Source code analysis of database middleware Sharding-JDBC: Syntax parsing of SQL parsing (1)

Posted by javauser on Tue, 11 Jun 2019 21:59:50 +0200

(iv) Focus on Wechat Public Number: [Taro Back-end Cabin] Welfare:

  1. RocketMQ/MyCAT/Sharing-JDBC All Source Analysis Articles List

  2. RocketMQ/MyCAT/Sharing-JDBC Chinese Annotation Source GitHub Address

  3. Every message you leave about the source code will be answered carefully. Even if you don't know how to read the source code, you can ask.

  4. New source parsing articles are notified in real time. Update one article per week or so.

1. Overview

SQL parsing engine, database middleware essential functions and processes.
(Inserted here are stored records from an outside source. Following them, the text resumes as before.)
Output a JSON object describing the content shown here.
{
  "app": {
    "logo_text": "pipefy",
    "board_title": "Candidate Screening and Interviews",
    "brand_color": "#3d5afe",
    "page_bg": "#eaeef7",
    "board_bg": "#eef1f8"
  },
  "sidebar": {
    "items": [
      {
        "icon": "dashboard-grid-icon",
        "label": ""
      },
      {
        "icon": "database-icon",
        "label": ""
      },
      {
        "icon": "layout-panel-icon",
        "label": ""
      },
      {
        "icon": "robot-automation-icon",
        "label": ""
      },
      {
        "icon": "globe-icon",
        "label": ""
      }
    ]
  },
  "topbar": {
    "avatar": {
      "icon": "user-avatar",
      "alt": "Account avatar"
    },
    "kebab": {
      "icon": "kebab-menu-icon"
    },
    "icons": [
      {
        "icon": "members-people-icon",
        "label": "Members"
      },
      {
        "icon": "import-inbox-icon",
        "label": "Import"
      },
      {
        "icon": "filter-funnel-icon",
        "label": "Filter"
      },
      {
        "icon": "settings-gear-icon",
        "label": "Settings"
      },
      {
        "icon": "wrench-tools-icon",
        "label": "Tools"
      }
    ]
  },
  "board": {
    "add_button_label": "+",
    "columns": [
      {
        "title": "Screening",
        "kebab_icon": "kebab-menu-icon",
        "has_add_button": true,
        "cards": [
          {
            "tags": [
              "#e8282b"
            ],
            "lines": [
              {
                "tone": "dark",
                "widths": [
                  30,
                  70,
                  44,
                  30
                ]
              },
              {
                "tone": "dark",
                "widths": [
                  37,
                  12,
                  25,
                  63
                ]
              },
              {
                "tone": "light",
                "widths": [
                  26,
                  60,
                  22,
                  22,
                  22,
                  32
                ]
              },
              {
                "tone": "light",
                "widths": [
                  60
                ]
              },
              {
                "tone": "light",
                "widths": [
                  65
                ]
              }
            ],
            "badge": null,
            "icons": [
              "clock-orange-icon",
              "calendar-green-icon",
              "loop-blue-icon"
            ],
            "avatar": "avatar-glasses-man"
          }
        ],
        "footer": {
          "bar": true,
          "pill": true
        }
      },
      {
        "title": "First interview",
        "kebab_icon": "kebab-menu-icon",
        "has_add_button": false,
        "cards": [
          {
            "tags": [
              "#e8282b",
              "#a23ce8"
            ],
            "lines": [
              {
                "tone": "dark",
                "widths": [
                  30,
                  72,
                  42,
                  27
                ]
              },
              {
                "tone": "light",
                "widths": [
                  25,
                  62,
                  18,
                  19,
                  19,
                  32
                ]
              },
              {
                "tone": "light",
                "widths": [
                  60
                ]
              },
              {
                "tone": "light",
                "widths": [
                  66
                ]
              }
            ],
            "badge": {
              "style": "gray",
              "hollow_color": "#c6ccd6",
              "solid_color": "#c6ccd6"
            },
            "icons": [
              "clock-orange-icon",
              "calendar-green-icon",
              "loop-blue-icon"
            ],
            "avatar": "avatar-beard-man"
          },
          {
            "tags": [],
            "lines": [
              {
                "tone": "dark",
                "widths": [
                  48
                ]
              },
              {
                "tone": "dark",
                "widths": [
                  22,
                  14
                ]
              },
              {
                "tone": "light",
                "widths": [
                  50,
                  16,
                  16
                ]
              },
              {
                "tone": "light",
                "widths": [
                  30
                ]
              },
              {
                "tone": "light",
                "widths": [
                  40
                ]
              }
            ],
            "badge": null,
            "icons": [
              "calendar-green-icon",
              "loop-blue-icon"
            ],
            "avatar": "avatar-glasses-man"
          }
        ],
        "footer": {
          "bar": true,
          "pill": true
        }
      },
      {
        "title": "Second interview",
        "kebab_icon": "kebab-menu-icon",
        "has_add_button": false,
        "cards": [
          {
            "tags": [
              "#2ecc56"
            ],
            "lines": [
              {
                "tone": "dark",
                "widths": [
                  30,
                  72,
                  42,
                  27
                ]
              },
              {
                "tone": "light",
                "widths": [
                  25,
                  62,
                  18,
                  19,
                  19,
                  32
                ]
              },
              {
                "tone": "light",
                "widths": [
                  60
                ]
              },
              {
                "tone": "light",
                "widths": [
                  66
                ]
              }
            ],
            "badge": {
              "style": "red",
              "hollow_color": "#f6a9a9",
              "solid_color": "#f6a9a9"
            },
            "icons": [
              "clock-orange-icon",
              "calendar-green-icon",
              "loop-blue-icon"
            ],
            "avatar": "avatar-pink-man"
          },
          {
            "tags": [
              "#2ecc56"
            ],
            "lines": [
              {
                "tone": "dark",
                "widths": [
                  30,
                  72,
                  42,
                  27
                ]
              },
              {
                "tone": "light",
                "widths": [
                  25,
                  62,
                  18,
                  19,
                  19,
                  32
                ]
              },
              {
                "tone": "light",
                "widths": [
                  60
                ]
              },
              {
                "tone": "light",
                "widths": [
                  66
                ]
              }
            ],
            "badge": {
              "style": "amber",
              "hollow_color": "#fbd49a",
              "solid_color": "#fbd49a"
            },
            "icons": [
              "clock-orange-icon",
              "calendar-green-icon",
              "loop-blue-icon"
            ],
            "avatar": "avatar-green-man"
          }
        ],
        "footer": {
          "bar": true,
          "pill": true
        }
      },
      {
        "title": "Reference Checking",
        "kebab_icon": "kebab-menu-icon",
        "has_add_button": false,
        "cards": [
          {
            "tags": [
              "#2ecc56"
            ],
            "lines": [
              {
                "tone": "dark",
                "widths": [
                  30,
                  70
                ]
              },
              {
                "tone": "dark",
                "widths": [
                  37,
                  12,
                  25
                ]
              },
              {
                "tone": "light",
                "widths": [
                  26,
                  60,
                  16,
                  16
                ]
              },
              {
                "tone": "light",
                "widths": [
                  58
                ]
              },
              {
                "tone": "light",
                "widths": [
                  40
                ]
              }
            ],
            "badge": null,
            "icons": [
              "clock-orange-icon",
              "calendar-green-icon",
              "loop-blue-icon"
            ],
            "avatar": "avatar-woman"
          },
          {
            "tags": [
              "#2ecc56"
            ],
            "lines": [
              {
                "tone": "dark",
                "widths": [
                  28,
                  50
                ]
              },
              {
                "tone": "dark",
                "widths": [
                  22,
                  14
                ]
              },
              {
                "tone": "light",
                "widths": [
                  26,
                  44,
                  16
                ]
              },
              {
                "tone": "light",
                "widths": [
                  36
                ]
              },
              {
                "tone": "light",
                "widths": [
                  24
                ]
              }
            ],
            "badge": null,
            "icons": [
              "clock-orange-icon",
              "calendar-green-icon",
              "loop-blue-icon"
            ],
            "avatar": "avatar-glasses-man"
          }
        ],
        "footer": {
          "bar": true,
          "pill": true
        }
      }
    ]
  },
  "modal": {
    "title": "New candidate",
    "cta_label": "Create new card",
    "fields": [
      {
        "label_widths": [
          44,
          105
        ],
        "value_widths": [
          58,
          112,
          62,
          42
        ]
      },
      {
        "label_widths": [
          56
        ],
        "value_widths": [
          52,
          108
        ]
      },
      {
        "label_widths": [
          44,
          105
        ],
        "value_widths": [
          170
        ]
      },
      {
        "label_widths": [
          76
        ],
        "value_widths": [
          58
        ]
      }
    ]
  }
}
When Sharding-JDBC was officially released in 1.5.0.M1, it replaced the SQL parsing engine from Druid to self-developed. The new engine only parses the fragmented context, and adopts the concept of "semi-understanding" for SQL to further improve performance and compatibility, while reducing code complexity (it doesn't matter if you don't understand, we will update the article to explain this advantage later). Another domestic database middleware MyCAT SQL parsing engine is Druid, which is also developing its own SQL parsing engine.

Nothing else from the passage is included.